New Orleans Restaurants Lure Diners with Deals
NEW ORLEANS (AP) - Since 1918, gourmets have walked across the Italian mosaic tiles to dine under the crystal chandeliers of Arnaud's, seeking the savory Creole dishes for which the restaurant is renowned.
They come in droves - except in July, August and September, when New Orleans' steamy temperatures and the threat of hurricanes keep residents and tourists alike at home.
"It seems to go down in July and not really pick up again until October," Arnaud's executive Chef Tommy Digiovanni said of the business. "I'd say we see about a 70 percent drop in business in those months."
Now Arnaud's and many of the city's other top restaurants, including Commander's Palace, Galatoire's and the Bourbon House, are intensifying their efforts to fight back, offering their famous fare at cut-rate prices to lure diners.
In August, restaurants offered bargain meals as part of the New Orleans Metropolitan Convention and Visitors Bureau's longstanding "Coolinary" promotion, in which two-course lunches for $20 and three-course dinners for $35 were available.
This month, they plan to kick it up a notch with the Louisiana Restaurant Association's new "We Live To Eat" promotion. Promoting the combination of New Orleans cuisine and Gulf seafood, it rolls out next week.
"Late summer is traditionally a slow time," said Tommy Cvitanovich, owner of Drago's Seafood Restaurant and a board member of the association. "There are fewer tourists and locals are busy getting kids ready for school. So it's a good time to remind them we're here."
The nation's prolonged economic downturn is another drag on business.
According to Jeff Anding, director of convention marketing at the convention bureau, the tourist and convention season in New Orleans traditionally mirrors the school year - beginning to build in late September and tapering off in late May. Since Hurricane Katrina hit in 2005 there has been a slight shift, with June business picking up.
The hot summer months are an annual deterrent.
"It's like going to Milwaukee in January," Anding said.
Anding said figures supplied by Smith Travel, show New Orleans hotel occupancy average peaks in March at about 78 percent then falls to about 50 percent in August.
In 2004 the convention bureau contacted New York City about its Restaurant Week, and decided to adapt it for New Orleans, said bureau vice president for Tourism Kim Priez.
"They were having a lot of success with it and said we might want to try it," Priez said.
That idea was expanded and grew into the Coolinary promotion, which ran for a month. "Actually things have been busier this July and August," Priez said.
The "We Live to Eat" promotion, which runs Sept. 12-18, features dinners and lunches from the regular menus of some of the city's best restaurants.
"It's a great chance for locals and visitors to hit all the restaurants they might not get to without the special deals," said Michael Gulotta, the Chef de Cuisine at August. "But the best thing it does is keep our industry visible."
The promotion also targets Louisiana seafood, which was hit hard by last year's BP oil spill in the Gulf of Mexico.
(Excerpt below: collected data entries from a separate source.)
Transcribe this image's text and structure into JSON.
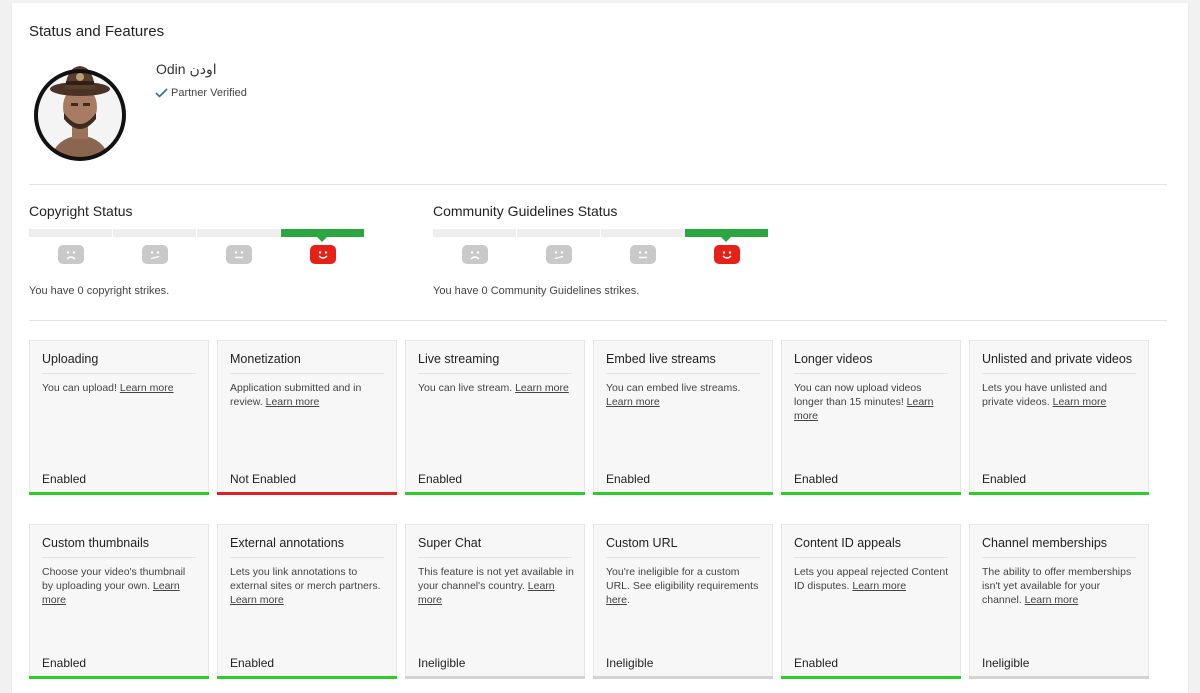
{
  "page": {
    "title": "Status and Features"
  },
  "channel": {
    "name": "Odin اودن",
    "verified_label": "Partner Verified"
  },
  "copyright": {
    "title": "Copyright Status",
    "strikes": 0,
    "message": "You have 0 copyright strikes."
  },
  "community": {
    "title": "Community Guidelines Status",
    "strikes": 0,
    "message": "You have 0 Community Guidelines strikes."
  },
  "colors": {
    "enabled": "#2bcc2b",
    "not_enabled": "#e02222",
    "ineligible": "#d3d3d3",
    "good_face": "#e62117",
    "strike_active": "#2ba640"
  },
  "features": [
    {
      "title": "Uploading",
      "desc": "You can upload! ",
      "link": "Learn more",
      "desc_after": "",
      "status": "Enabled",
      "state": "enabled"
    },
    {
      "title": "Monetization",
      "desc": "Application submitted and in review. ",
      "link": "Learn more",
      "desc_after": "",
      "status": "Not Enabled",
      "state": "not_enabled"
    },
    {
      "title": "Live streaming",
      "desc": "You can live stream. ",
      "link": "Learn more",
      "desc_after": "",
      "status": "Enabled",
      "state": "enabled"
    },
    {
      "title": "Embed live streams",
      "desc": "You can embed live streams. ",
      "link": "Learn more",
      "desc_after": "",
      "status": "Enabled",
      "state": "enabled"
    },
    {
      "title": "Longer videos",
      "desc": "You can now upload videos longer than 15 minutes! ",
      "link": "Learn more",
      "desc_after": "",
      "status": "Enabled",
      "state": "enabled"
    },
    {
      "title": "Unlisted and private videos",
      "desc": "Lets you have unlisted and private videos. ",
      "link": "Learn more",
      "desc_after": "",
      "status": "Enabled",
      "state": "enabled"
    },
    {
      "title": "Custom thumbnails",
      "desc": "Choose your video's thumbnail by uploading your own. ",
      "link": "Learn more",
      "desc_after": "",
      "status": "Enabled",
      "state": "enabled"
    },
    {
      "title": "External annotations",
      "desc": "Lets you link annotations to external sites or merch partners. ",
      "link": "Learn more",
      "desc_after": "",
      "status": "Enabled",
      "state": "enabled"
    },
    {
      "title": "Super Chat",
      "desc": "This feature is not yet available in your channel's country. ",
      "link": "Learn more",
      "desc_after": "",
      "status": "Ineligible",
      "state": "ineligible"
    },
    {
      "title": "Custom URL",
      "desc": "You're ineligible for a custom URL. See eligibility requirements ",
      "link": "here",
      "desc_after": ".",
      "status": "Ineligible",
      "state": "ineligible"
    },
    {
      "title": "Content ID appeals",
      "desc": "Lets you appeal rejected Content ID disputes. ",
      "link": "Learn more",
      "desc_after": "",
      "status": "Enabled",
      "state": "enabled"
    },
    {
      "title": "Channel memberships",
      "desc": "The ability to offer memberships isn't yet available for your channel. ",
      "link": "Learn more",
      "desc_after": "",
      "status": "Ineligible",
      "state": "ineligible"
    }
  ]
}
Although the spill did not affect seafood sold by Louisiana producers, the image of oil-tainted product did. The recovery has been slow, promoters said, but steady.
All the menus for participating restaurants include at least one seafood item.
"We expect it to be another step in recovery," said Brian Landry of the Seafood Promotion Board. "People who eat during the week will love it and tell others. That spreads and that's what we need."